Acara dibuka secara resmi oleh Kepala Dinas Pendidikan dan Kebudayaan Lombok Timur, M. Nurul Wathoni, M.Pd. Dalam sambutannya, ia menekankan bahwa kesehatan dan kecerdasan anak didik berawal dari apa yang mereka konsumsi sehari-hari di sekolah.
Kader Jadi Agen Perubahan di Lingkungan Sekolah
Melalui bimtek ini, para kader diharapkan mampu menjadi agen perubahan yang memastikan jajanan di lingkungan sekolah aman, sehat, dan bebas dari bahan berbahaya. “Kesehatan dan kecerdasan anak didik berawal dari apa yang mereka konsumsi sehari-hari di sekolah,” ujar M. Nurul Wathoni.
Pemkab Lombok Timur menargetkan sekolah-sekolah yang terlibat segera mengimplementasikan ilmu yang didapat secara berkelanjutan. Kader yang telah dilatih diharapkan mampu melakukan pengawasan mandiri secara berkala.
Mengapa Pengawasan Jajanan Sekolah Mendesak?
Kasus keracunan makanan atau gangguan kesehatan akibat jajanan tidak sehat masih kerap terjadi di sejumlah daerah. Program ini menjadi langkah preventif agar risiko tersebut bisa dicegah sejak dini.
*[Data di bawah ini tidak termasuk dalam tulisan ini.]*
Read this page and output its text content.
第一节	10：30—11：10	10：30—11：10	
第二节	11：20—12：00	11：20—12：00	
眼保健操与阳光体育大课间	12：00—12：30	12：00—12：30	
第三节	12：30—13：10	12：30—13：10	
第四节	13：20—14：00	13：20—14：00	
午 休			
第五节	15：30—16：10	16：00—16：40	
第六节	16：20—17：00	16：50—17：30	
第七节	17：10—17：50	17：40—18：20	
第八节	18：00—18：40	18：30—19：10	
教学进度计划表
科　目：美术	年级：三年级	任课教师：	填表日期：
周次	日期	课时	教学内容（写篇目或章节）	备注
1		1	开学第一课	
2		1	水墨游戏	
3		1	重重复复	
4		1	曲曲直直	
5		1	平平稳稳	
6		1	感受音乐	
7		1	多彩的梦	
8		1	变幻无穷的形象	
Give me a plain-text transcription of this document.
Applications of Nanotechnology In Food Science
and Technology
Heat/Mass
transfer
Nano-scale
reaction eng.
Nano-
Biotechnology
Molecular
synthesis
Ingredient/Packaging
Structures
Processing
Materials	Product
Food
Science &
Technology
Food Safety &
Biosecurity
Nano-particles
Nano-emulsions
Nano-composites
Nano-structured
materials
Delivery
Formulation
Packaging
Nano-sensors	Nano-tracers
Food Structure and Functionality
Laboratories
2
Kolaborasi lintas sektor antara BPOM NTB, Dinas Pendidikan, dan pihak sekolah dinilai strategis untuk menjaga kesehatan generasi penerus bangsa. Program ini merupakan bagian dari program strategis nasional untuk membudayakan keamanan pangan di satuan pendidikan.
Komitmen Bersama Wujudkan Generasi Emas
Kegiatan ditutup dengan komitmen bersama antara pihak sekolah, Dinas Pendidikan, dan BPOM NTB untuk mengawal program ini. Harapannya, tercipta generasi emas Lombok Timur yang sehat, cerdas, dan berdaya saing.
Pemkab Lotim berharap pengawasan mandiri oleh kader bisa berjalan rutin, bukan hanya seremonial. Dengan begitu, jajanan sehat di sekolah bukan sekadar wacana, melainkan kebiasaan yang membudaya.